ISBN : 979-10-422-1372-5

Le code de la propriété intellectuelle n’autorisant aux termes des paragraphes 2 et 3 de l’article L.122-5, d’une part, que les copies ou reproductions strictement réservées à l’usage privé du copiste et non destinées à une utilisation collective et, d’autre part, sous réserve du nom de l’auteur et de la source, que les analyses et les courtes citations justifiées par le caractère critique, polémique, pédagogique, scientifique ou d’information, toute représentation ou reproduction intégrale ou partielle, faite sans le consentement de l’auteur ou de ses ayants droit ou ayants cause, est illicite (article L.122-4). Cette représentation ou reproduction, par quelque procédé que ce soit, constituerait donc une contrefaçon sanctionnée par les articles L.335-2 et suivants du Code de la propriété intellectuelle.

Je pense que tout homme cultivé et intelligent, en ramassant son expérience, peut faire un ou deux romans, parce qu’en somme un roman n’est qu’un amas d’expériences.

Hippolyte Taine, 1861

Prologue

Comme chaque matin de ciel bleu azuréen, Léon était assis sur le banc, son banc, au fond du jardin, sous la tonnelle envahie de cette vigne vierge dont il savourait l’ombre.

Rituel immuable depuis son départ à la retraite dix ans plus tôt, chaque matin, il achetait son journal et repassait, moyennant un petit détour, devant l’usine qui, pendant près d’un demi-siècle, avait abrité ses vies d’apprenti, puis d’ouvrier et, enfin, de contremaître.

Quelle fierté devant son miroir, lorsque d’un geste sûr appris de son grand-père, affûtant la lame de son rasoir coupe-chou sur son strop en cuir, il fredonnait, faux, pour lui seul : « Léon le contremaître » sur l’air des Toréadors de Carmen, entendu enfant sur un vieux 78 tours que sa grand-mère repassait en boucle à la recherche désespérée de ses beaux souvenirs de jeunesse, pour autant que ses faibles forces lui permissent de remonter la manivelle de son vieux gramophone nasillard.

Contremaître ! Quelle fierté pour cet enfant évincé de l’école par un système qui, malgré la devise républicaine ornant le fronton des établissements publics, n’offrait guère de chances aux enfants les plus pauvres, même si certains d’entre eux émergeaient quelques fois, un peu comme Gaston Bachelard qui devint le philosophe que l’on sait après avoir été surnuméraire des Postes et Télégraphes à Remiremont.

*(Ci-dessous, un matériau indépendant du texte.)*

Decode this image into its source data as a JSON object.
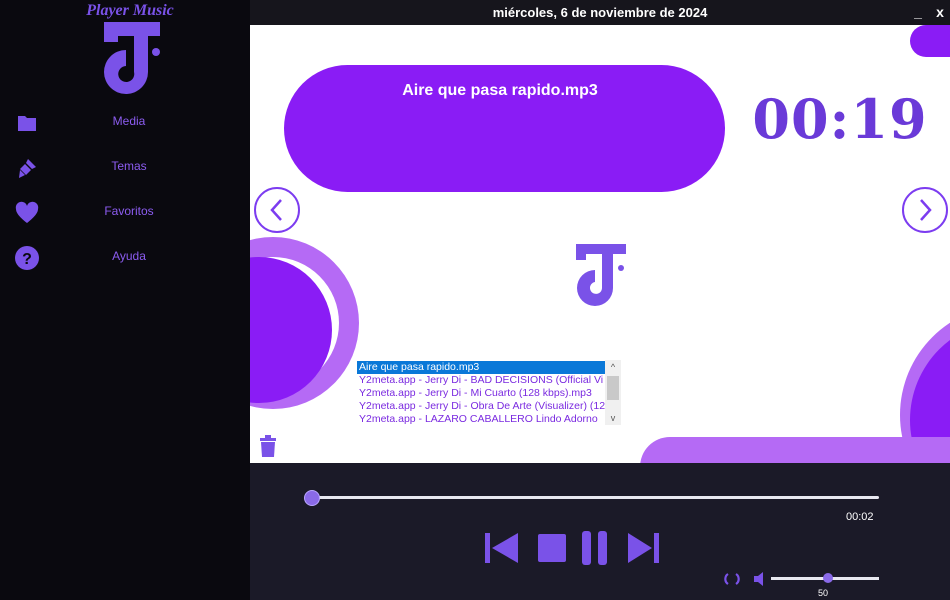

Malgré l’admiration qu’elle lui vouait, Hortense ne partageait pas cette fierté. Non pas par mépris pour ce, somme toute, modeste statut professionnel, mais parce qu’elle estimait que les qualités de son Léon méritaient, à tout le moins, un poste de cadre et que seule l’ambition lui avait fait défaut. Invariablement, son mari rétorquait que, si l’ambition était un défaut, il était heureux de ne pas en avoir été doté et que, si c’était une qualité, il en était comblé. À ses yeux, avoir su résister aux mesquines offres de promotion de son employeur destinées à acheter sa complicité face aux « rouges » pour en faire un briseur de grève nécessitait une véritable ambition : ne pas plier sous la pression, ne pas démissionner, ne pas endosser un costume de valeurs qu’il n’avait pas reçues en héritage, ne pas succomber à ces matérialistes tentations qui portent atteinte à l’un des biens les plus précieux de l’homme : l’honneur.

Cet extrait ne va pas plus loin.